DaimlerChrysler’s first quarter net income fell 30% as profits at its most important division – Mercedes Car Group – evaporated amid falling sales, quality problems and a huge restructuring of its tiny-car unit, Smart, the Wall Street Journal (WSJ) reported.

The paper said the €954 million ($US1.23 billion) operating loss by Mercedes – compared with a €639 million operating profit a year ago – marks the first time in years that the luxury-car maker has posted a quarterly loss and highlights the steep challenge facing DaimlerChrysler CEO Juergen Schrempp.

Schrempp has called Mercedes’ profit slide unacceptable, and the division has launched a wide-ranging programme, involving some cost cuts, that is intended to restore Mercedes to its old levels of profitability, the WSJ added.

DaimlerChrysler reportedly said net income fell from €412 million a year ago to €288 million euros in the first quarter of 2005 – the company cited the “exceptional impact” of a previously announced restructuring of Smart that reduced net income by €512 million.

According to the Wall Street Journal, the company also reported a 17% decrease in operating profit at its US arm, which it attributed to lower factory unit sales and the appreciation of the euro against the US dollar.
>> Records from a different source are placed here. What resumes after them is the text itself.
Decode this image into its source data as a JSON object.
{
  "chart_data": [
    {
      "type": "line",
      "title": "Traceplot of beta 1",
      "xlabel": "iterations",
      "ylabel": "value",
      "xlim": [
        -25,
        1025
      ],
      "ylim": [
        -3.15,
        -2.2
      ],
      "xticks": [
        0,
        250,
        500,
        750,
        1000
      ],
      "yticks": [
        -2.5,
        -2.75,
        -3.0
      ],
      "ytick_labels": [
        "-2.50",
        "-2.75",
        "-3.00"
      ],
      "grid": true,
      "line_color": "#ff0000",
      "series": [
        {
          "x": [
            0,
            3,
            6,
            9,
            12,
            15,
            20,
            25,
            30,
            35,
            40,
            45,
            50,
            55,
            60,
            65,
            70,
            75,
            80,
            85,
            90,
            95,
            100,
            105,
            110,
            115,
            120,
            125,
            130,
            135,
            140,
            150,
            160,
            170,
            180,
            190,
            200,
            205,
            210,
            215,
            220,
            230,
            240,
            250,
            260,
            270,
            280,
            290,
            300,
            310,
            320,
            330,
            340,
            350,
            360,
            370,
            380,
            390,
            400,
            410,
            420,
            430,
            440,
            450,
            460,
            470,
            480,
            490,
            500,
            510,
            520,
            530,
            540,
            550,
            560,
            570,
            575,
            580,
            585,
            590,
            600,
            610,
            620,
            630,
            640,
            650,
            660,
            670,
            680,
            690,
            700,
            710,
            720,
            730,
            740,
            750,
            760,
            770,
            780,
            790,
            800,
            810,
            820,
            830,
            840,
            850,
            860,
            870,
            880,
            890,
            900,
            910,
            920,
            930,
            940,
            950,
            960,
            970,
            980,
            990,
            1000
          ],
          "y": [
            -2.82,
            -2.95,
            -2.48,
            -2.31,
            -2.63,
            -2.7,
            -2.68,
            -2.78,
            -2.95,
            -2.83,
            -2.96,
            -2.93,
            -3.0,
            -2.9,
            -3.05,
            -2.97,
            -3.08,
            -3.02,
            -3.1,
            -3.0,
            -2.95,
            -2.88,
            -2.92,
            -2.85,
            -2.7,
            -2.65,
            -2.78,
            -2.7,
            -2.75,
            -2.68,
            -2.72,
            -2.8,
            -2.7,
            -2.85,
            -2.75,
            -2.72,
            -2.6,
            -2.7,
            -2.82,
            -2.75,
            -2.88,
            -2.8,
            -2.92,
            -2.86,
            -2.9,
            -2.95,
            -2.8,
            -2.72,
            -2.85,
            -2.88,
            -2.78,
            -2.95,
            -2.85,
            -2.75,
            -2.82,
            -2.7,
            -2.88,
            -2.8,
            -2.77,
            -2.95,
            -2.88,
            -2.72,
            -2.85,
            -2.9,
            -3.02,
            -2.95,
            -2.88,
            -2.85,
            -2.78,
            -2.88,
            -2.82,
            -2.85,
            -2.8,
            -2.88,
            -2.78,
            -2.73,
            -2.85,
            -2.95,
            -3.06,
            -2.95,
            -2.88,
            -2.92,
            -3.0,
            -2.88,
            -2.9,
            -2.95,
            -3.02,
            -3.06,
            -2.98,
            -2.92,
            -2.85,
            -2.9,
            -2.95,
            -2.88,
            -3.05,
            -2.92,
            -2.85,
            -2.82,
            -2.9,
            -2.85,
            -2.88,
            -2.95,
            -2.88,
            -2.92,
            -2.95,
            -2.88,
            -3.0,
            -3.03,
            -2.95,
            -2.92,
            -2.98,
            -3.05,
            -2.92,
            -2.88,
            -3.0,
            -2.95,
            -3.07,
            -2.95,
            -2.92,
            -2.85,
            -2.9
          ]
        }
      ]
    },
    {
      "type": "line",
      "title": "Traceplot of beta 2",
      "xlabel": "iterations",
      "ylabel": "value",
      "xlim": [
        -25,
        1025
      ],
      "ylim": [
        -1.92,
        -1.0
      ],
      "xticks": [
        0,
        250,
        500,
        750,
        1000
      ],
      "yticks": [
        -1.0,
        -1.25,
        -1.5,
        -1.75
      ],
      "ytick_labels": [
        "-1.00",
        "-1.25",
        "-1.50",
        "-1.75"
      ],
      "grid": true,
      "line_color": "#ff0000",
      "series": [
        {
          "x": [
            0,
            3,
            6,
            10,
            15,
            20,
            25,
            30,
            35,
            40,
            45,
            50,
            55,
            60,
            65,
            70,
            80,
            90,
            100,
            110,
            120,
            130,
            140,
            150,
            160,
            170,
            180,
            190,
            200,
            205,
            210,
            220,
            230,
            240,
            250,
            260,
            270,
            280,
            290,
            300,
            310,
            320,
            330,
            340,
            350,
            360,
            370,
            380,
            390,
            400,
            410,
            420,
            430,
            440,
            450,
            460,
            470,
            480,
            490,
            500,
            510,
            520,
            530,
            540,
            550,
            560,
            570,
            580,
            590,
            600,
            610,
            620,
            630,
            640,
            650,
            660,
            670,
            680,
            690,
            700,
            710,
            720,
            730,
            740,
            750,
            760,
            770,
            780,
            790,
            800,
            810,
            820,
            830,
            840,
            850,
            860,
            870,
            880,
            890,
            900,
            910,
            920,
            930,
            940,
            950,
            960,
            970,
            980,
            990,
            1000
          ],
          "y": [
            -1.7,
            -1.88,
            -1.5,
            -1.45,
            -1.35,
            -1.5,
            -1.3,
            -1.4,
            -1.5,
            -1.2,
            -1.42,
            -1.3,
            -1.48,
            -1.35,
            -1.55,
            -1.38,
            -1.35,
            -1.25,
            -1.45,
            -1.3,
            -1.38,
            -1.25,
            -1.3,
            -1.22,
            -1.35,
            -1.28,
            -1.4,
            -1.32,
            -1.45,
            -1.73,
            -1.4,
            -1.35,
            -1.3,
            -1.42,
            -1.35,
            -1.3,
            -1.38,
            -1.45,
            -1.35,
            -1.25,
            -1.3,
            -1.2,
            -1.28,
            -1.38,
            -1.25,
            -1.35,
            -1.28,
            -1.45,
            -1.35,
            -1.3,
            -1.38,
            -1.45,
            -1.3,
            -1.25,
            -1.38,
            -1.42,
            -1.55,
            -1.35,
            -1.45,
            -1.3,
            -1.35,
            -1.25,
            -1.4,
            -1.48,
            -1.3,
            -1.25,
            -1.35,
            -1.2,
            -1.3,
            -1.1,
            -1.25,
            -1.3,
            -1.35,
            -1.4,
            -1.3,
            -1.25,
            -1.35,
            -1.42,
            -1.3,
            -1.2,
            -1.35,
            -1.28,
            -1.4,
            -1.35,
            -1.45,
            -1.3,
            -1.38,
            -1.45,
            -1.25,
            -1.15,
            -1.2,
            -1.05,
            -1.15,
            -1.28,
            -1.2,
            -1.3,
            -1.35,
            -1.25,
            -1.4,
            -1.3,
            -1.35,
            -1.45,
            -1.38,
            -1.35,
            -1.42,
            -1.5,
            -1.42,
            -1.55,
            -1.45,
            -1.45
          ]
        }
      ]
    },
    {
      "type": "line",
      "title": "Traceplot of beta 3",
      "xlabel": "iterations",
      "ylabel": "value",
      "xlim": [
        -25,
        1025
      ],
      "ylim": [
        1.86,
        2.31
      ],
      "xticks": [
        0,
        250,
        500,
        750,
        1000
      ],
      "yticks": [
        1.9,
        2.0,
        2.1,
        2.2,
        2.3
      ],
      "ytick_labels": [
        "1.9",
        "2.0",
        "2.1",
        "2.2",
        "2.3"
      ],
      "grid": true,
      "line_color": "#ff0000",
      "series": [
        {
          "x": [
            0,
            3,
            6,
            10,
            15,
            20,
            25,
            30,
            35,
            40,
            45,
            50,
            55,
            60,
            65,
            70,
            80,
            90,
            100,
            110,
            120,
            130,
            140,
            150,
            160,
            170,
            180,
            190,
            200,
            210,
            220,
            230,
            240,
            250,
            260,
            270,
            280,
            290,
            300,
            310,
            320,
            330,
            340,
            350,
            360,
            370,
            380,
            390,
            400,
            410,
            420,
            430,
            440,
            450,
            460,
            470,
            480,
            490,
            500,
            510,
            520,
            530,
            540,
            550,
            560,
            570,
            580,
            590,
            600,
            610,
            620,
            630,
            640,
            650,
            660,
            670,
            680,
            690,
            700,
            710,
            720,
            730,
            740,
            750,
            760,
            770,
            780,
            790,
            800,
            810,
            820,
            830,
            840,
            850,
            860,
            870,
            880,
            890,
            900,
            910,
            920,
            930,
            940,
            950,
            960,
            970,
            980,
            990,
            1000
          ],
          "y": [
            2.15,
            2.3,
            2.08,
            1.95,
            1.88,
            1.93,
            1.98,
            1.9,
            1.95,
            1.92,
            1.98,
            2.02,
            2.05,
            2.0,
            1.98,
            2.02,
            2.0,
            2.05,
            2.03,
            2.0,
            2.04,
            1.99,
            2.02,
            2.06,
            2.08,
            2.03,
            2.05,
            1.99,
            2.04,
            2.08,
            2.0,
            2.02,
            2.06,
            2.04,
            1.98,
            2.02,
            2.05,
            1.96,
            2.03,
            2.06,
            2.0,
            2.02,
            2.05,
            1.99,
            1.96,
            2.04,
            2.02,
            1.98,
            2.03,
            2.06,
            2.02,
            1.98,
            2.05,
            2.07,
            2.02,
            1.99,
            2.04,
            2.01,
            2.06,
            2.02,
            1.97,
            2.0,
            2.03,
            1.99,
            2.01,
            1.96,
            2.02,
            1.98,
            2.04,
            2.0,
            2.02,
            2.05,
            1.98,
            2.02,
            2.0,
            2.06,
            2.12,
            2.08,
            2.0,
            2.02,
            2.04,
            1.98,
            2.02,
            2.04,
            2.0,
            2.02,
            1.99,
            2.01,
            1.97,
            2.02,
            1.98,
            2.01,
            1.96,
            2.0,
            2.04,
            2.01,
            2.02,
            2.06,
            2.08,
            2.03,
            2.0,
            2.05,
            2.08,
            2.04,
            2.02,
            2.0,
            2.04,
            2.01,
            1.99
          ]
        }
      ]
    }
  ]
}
The WSJ said the Chrysler Group posted an operating profit of €252 million in the first quarter of 2005 compared with an operating profit of €303 million in the first quarter of 2004 – the company’s commercial vehicles division increased its first-quarter operating profit from €268 million to €714 million.

In a rare victory for Germany’s manufacturing competitiveness, DaimlerChrysler also announced Thursday that it would build a new sport-utility vehicle at its plant in Bremen, Germany, rather than at its plant in Juiz de Fora, Brazil, which the company had also considered as a possible production location for the SUV, the Wall Street Journal said.

DaimlerChrysler reportedly didn’t specify its reasons for picking the German plant, which followed lengthy negotiations with labour over reducing production costs, though some industry analysts told the Wall Street Journal the Brazil plant was hampered by its distance from the company’s key Western European markets.